In 1820 he is listed as a Governor of the Edinburgh Orphan Hospital.

In 1828 he commissioned the Edinburgh architect William Burn to remodel the church interior.

In the Disruption of 1843 he left the established church and joined the Free Church. As the oldest minister then present he was permitted to be the second to sign the Act of separation and Deed of Demission, immediately after the first signature of Thomas Chalmers.

Muirhead commissioned David Cousin immediately to design a new Cramond Free Church. This was sited to the south in Davidsons Mains.

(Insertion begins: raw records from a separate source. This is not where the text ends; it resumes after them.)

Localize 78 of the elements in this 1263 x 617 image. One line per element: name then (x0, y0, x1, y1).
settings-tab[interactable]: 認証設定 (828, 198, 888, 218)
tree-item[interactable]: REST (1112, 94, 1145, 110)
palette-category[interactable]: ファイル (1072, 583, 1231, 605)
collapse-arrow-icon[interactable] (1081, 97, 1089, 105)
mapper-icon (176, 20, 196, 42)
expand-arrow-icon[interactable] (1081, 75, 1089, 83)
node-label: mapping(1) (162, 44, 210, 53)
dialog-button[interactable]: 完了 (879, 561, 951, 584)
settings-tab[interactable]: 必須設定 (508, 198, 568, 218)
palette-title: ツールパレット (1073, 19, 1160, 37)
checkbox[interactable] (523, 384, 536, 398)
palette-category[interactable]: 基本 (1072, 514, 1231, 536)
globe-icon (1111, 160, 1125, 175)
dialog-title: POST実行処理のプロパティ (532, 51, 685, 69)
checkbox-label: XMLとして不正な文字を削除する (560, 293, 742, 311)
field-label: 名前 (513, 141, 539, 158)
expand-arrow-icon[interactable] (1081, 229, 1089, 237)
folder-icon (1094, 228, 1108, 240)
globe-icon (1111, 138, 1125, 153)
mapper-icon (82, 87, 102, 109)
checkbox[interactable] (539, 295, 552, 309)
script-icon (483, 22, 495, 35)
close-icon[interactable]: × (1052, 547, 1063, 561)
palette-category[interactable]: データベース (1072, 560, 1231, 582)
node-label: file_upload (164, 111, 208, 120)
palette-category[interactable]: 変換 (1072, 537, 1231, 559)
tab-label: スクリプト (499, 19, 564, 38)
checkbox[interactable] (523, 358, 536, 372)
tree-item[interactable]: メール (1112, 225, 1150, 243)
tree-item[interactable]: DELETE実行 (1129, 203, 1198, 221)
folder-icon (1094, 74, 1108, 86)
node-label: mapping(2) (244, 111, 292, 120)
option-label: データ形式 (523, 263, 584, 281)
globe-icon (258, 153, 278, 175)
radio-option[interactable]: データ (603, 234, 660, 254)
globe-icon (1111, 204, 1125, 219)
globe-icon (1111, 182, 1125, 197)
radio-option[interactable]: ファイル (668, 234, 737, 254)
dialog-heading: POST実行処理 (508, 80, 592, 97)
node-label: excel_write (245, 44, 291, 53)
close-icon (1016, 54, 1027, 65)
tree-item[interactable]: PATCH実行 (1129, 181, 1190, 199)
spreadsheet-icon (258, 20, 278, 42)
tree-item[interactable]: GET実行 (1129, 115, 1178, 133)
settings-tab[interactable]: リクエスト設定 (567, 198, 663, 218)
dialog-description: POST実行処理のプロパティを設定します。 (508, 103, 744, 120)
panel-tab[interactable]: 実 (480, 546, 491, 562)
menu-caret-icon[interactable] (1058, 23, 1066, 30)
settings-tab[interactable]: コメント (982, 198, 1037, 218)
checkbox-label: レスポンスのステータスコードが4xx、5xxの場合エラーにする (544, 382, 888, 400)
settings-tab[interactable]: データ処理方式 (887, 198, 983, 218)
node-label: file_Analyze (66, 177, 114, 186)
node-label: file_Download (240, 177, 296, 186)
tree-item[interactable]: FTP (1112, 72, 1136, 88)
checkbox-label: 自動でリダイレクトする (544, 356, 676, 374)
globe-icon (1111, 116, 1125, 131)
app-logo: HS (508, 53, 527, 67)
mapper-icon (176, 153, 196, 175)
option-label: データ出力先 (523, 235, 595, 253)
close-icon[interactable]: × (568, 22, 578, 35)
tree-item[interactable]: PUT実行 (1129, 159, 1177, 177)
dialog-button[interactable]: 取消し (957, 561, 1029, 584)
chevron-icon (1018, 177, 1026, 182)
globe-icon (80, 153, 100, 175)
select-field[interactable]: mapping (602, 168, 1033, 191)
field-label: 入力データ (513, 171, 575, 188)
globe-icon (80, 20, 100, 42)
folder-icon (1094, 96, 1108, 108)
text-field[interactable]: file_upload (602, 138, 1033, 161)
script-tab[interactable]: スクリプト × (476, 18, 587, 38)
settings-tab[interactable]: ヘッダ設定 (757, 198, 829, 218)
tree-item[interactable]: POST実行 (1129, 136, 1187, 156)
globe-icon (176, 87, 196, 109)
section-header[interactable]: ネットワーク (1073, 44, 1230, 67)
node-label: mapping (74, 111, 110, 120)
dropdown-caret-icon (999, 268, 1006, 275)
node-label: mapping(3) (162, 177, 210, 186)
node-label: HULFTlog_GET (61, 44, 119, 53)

The Free Church met in the old schoolhouse at Davidsons Mains. Muirhead preached until 1844 when he was replaced by Rev Alexander Campbell Fraser. A new church was rapidly built for the Free Church, also in Davidsons Mains and opened in December 1843. As the Free Church manse was not erected until 1857 it is unclear if Muirhead continued to live at Cramond manse.

He died in Cramond in 1847. He is buried in Cramond churchyard.

==Artistic recognition==

He was photographed by Hill & Adamson in 1844.

==Family==

In 1807 he married Maxwell Fleming (sic) (d.1854) daughter of Rev Dr Thomas Fleming DD of Lady Yester's Church in Edinburgh.

Their children included Rev Patrick Thomas Muirhead (1819-1888) minister of the Free Church in Kippen.